Riley lutava para conseguir falar.
“Eu… Não me parece que isso seja possível, Jilly.”
“Porque não?”
Riley estava desfeita. A pergunta atingiu-a como uma bala.
“Simplesmente… Não é possível,” Disse Riley.
Ainda ouvia Jilly a chorar.
“Ok,” Respondeu Jilly. “Tenho que ir tomar o pequeno-almoço. Adeus.”
“Adeus,” Disse Riley. “Telefono em breve.”
Jilly desligou o telefone. Riley debruçou-se sobre a secretária com as lágrimas a correrem-lhe pelo rosto. A pergunta de Jilly continuava a ecoar na sua cabeça…
“Porque não?”
Havia milhares de razões. April já lhe dava tanto que fazer. O seu trabalho consumia em demasia o seu tempo e energia. E estaria ela qualificada ou preparada para lidar com as cicatrizes psicológicas de Jilly? É claro que não.

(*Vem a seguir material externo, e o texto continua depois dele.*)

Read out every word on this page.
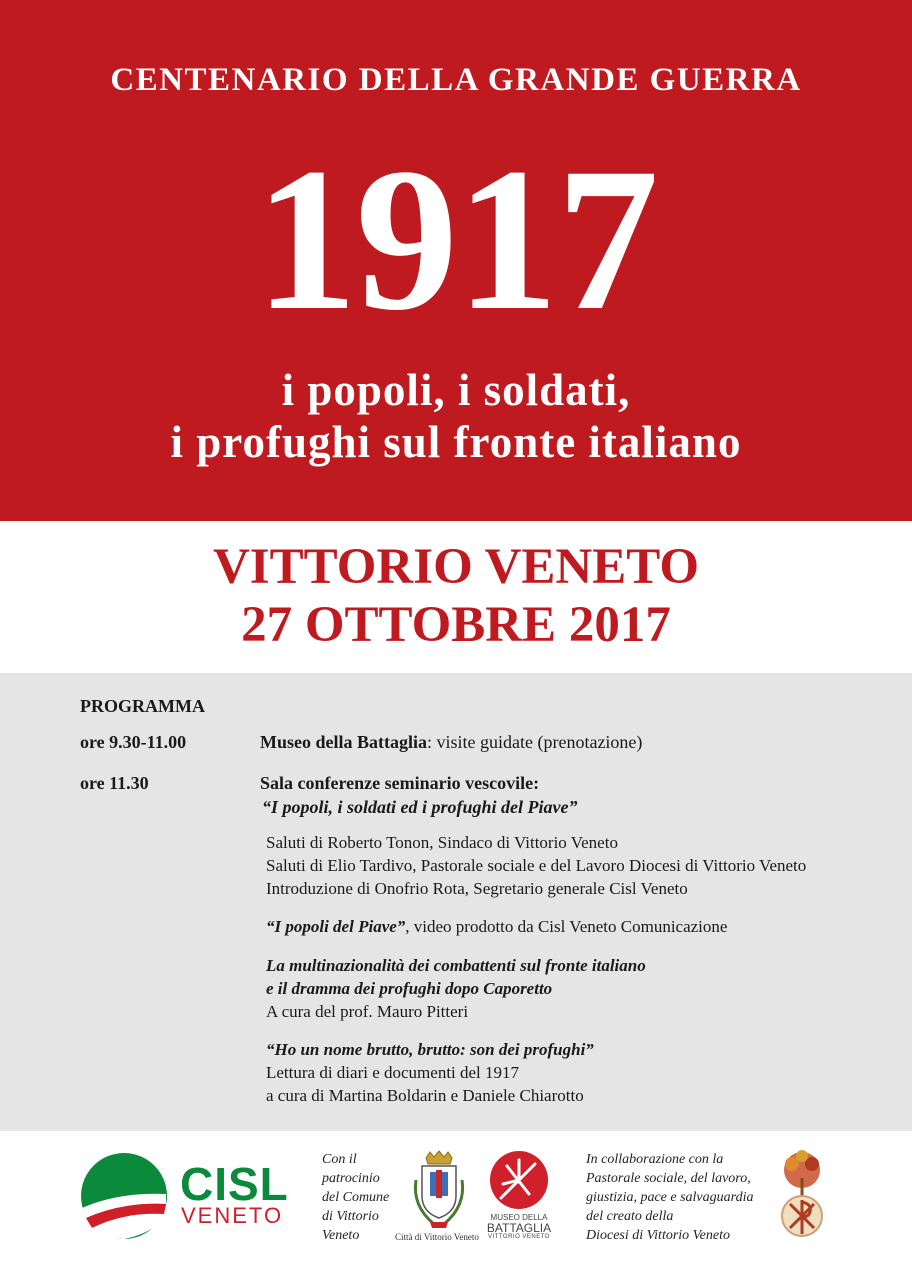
CENTENARIO DELLA GRANDE GUERRA
1917
i popoli, i soldati,
i profughi sul fronte italiano
VITTORIO VENETO
27 OTTOBRE 2017
PROGRAMMA
ore 9.30-11.00	Museo della Battaglia: visite guidate (prenotazione)
ore 11.30	Sala conferenze seminario vescovile:
“I popoli, i soldati ed i profughi del Piave”
Saluti di Roberto Tonon, Sindaco di Vittorio Veneto
Saluti di Elio Tardivo, Pastorale sociale e del Lavoro Diocesi di Vittorio Veneto
Introduzione di Onofrio Rota, Segretario generale Cisl Veneto
“I popoli del Piave”, video prodotto da Cisl Veneto Comunicazione
La multinazionalità dei combattenti sul fronte italiano
e il dramma dei profughi dopo Caporetto
A cura del prof. Mauro Pitteri
“Ho un nome brutto, brutto: son dei profughi”
Lettura di diari e documenti del 1917
a cura di Martina Boldarin e Daniele Chiarotto
CISL
VENETO
Con il
patrocinio
del Comune
di Vittorio
Veneto	Città di Vittorio Veneto
MUSEO DELLA
BATTAGLIA
VITTORIO VENETO
In collaborazione con la
Pastorale sociale, del lavoro,
giustizia, pace e salvaguardia
del creato della
Diocesi di Vittorio Veneto
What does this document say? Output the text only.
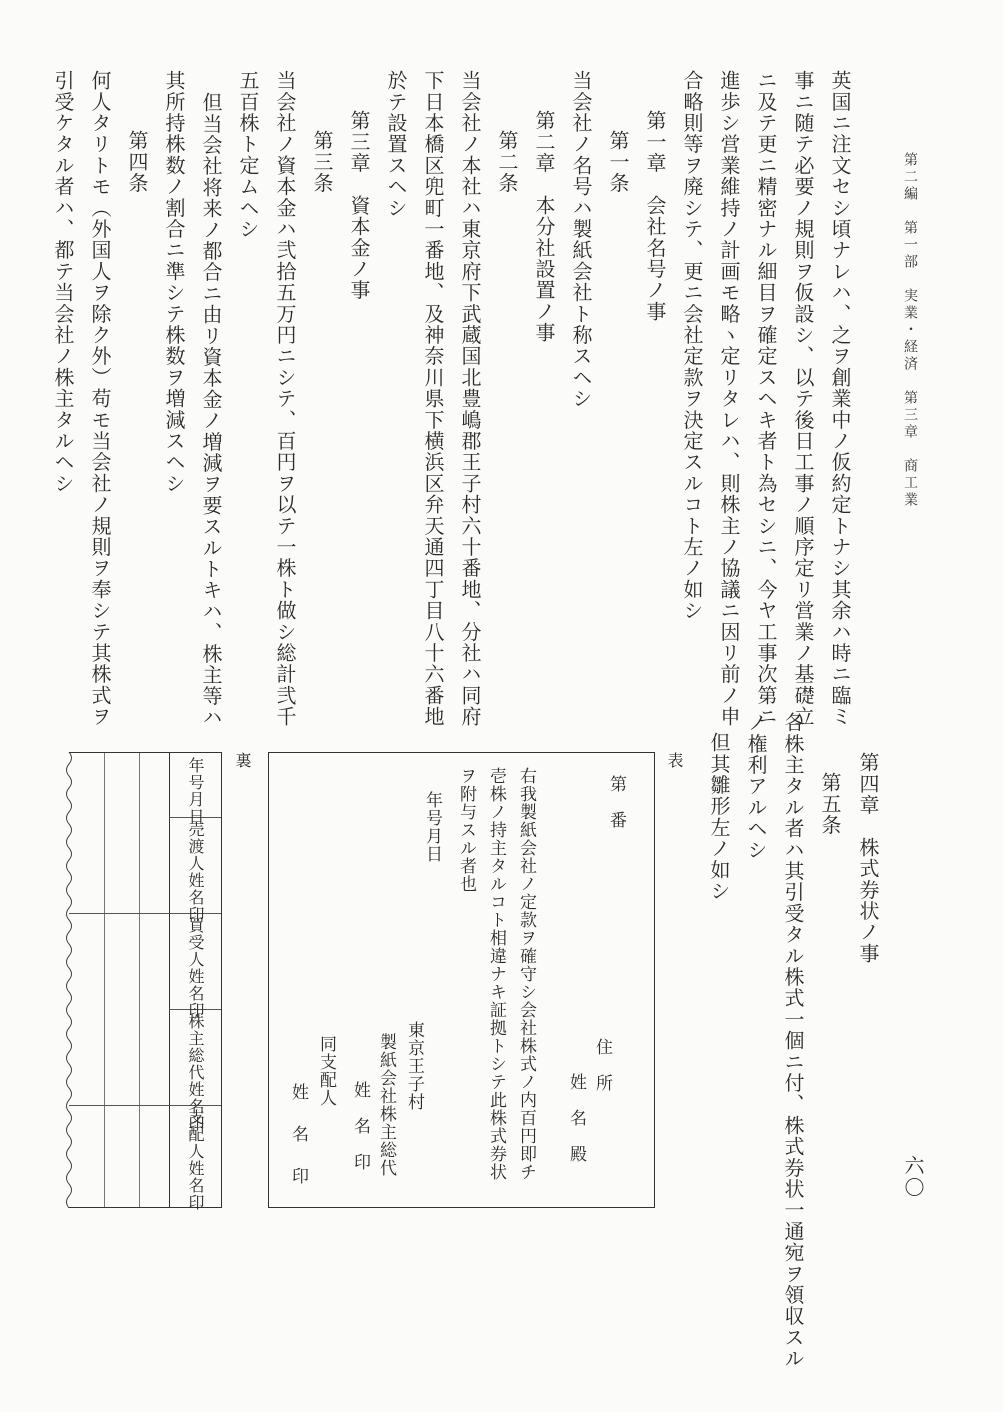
第二編　第一部　実業・経済　第三章　商工業
六〇
英国ニ注文セシ頃ナレハ、之ヲ創業中ノ仮約定トナシ其余ハ時ニ臨ミ
事ニ随テ必要ノ規則ヲ仮設シ、以テ後日工事ノ順序定リ営業ノ基礎立
ニ及テ更ニ精密ナル細目ヲ確定スヘキ者ト為セシニ、今ヤ工事次第ニ
進歩シ営業維持ノ計画モ略ヽ定リタレハ、則株主ノ協議ニ因リ前ノ申
合略則等ヲ廃シテ、更ニ会社定款ヲ決定スルコト左ノ如シ
第一章　会社名号ノ事
第一条
当会社ノ名号ハ製紙会社ト称スヘシ
第二章　本分社設置ノ事
第二条
当会社ノ本社ハ東京府下武蔵国北豊嶋郡王子村六十番地、分社ハ同府
下日本橋区兜町一番地、及神奈川県下横浜区弁天通四丁目八十六番地
於テ設置スヘシ
第三章　資本金ノ事
第三条
当会社ノ資本金ハ弐拾五万円ニシテ、百円ヲ以テ一株ト做シ総計弐千
五百株ト定ムヘシ
但当会社将来ノ都合ニ由リ資本金ノ増減ヲ要スルトキハ、株主等ハ
其所持株数ノ割合ニ準シテ株数ヲ増減スヘシ
第四条
何人タリトモ（外国人ヲ除ク外）苟モ当会社ノ規則ヲ奉シテ其株式ヲ
引受ケタル者ハ、都テ当会社ノ株主タルヘシ
第四章　株式券状ノ事
第五条
各株主タル者ハ其引受タル株式一個ニ付、株式券状一通宛ヲ領収スル
ノ権利アルヘシ
但其雛形左ノ如シ
表
第　番
住　所
姓　名　殿
右我製紙会社ノ定款ヲ確守シ会社株式ノ内百円即チ
壱株ノ持主タルコト相違ナキ証拠トシテ此株式券状
ヲ附与スル者也
年号月日
東京王子村
製紙会社株主総代
姓　名　印
同支配人
姓
名
印
裏
年号月日
売渡人姓名印
買受人姓名印
株主総代姓名印
支配人姓名印
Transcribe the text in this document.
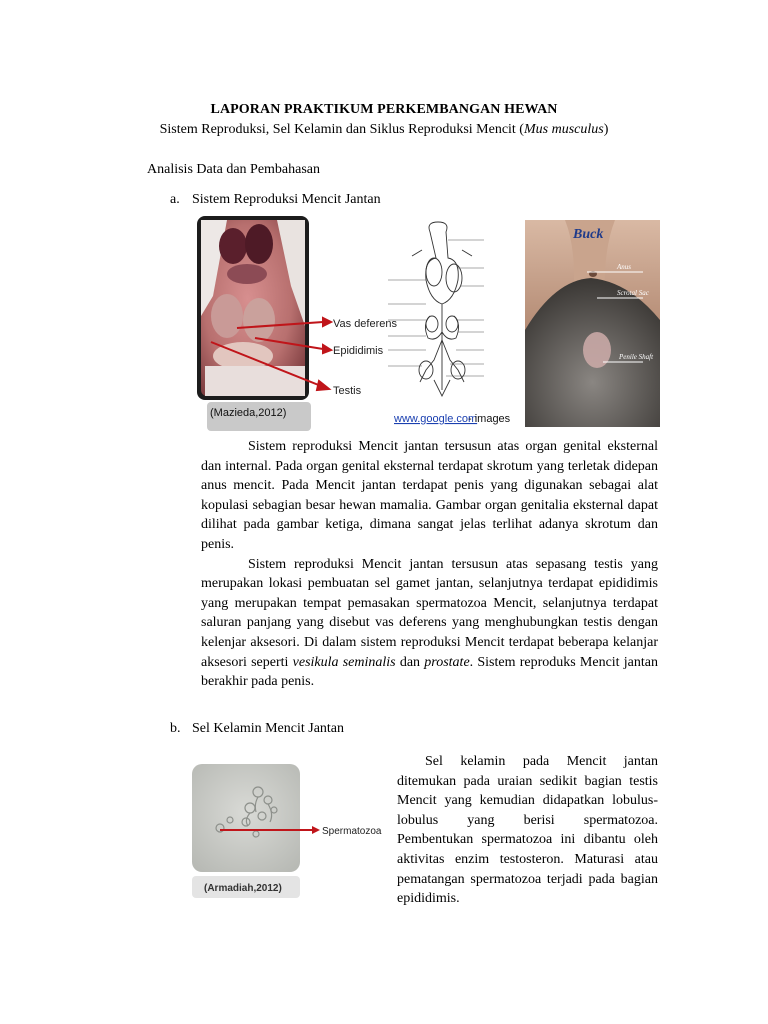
LAPORAN PRAKTIKUM PERKEMBANGAN HEWAN
Sistem Reproduksi, Sel Kelamin dan Siklus Reproduksi Mencit (Mus musculus)
Analisis Data dan Pembahasan
a. Sistem Reproduksi Mencit Jantan
Vas deferens
Epididimis
Testis
(Mazieda,2012)	www.google.com
- images
Buck
Anus
Scrotal Sac
Penile Shaft
Sistem reproduksi Mencit jantan tersusun atas organ genital eksternal dan internal. Pada organ genital eksternal terdapat skrotum yang terletak didepan anus mencit. Pada Mencit jantan terdapat penis yang digunakan sebagai alat kopulasi sebagian besar hewan mamalia. Gambar organ genitalia eksternal dapat dilihat pada gambar ketiga, dimana sangat jelas terlihat adanya skrotum dan penis.
Sistem reproduksi Mencit jantan tersusun atas sepasang testis yang merupakan lokasi pembuatan sel gamet jantan, selanjutnya terdapat epididimis yang merupakan tempat pemasakan spermatozoa Mencit, selanjutnya terdapat saluran panjang yang disebut vas deferens yang menghubungkan testis dengan kelenjar aksesori. Di dalam sistem reproduksi Mencit terdapat beberapa kelanjar aksesori seperti vesikula seminalis dan prostate. Sistem reproduks Mencit jantan berakhir pada penis.
b. Sel Kelamin Mencit Jantan
Spermatozoa
(Armadiah,2012)
Sel kelamin pada Mencit jantan ditemukan pada uraian sedikit bagian testis Mencit yang kemudian didapatkan lobulus-lobulus yang berisi spermatozoa. Pembentukan spermatozoa ini dibantu oleh aktivitas enzim testosteron. Maturasi atau pematangan spermatozoa terjadi pada bagian epididimis.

Riley limpou os olhos e endireitou-se na cadeira. Deixar-se levar pela autocomiseração não a ajudaria. Chegara a altura de voltar ao trabalho. Havia raparigas a morrer e elas precisavam dela.
Pegou no dossiê e abriu-o. Chegara o momento, pensou, de regressar à arena?
Mafarrico estava sentado no seu baloiço no alpendre a observar as crianças a circular nos seus fatos de Halloween. Geralmente gostava que lhe viessem bater à porta, mas naquele ano parecia-lhe uma ocasião agridoce.
Quantos destes miúdos vão estar vivos daqui a algumas semanas? Pensou.
Suspirou. Provavelmente nenhum. O prazo limite aproximava-se e ninguém prestava atenção às suas mensagens.
As correias do baloiço do alpendre chiavam. Caía uma chuva leve e quente, e Mafarrico esperava que as crianças não se constipassem. Tinha um cesto com doces no colo e estava a ser muito generoso. Fazia-se tarde e, em breve, não haveria mais crianças.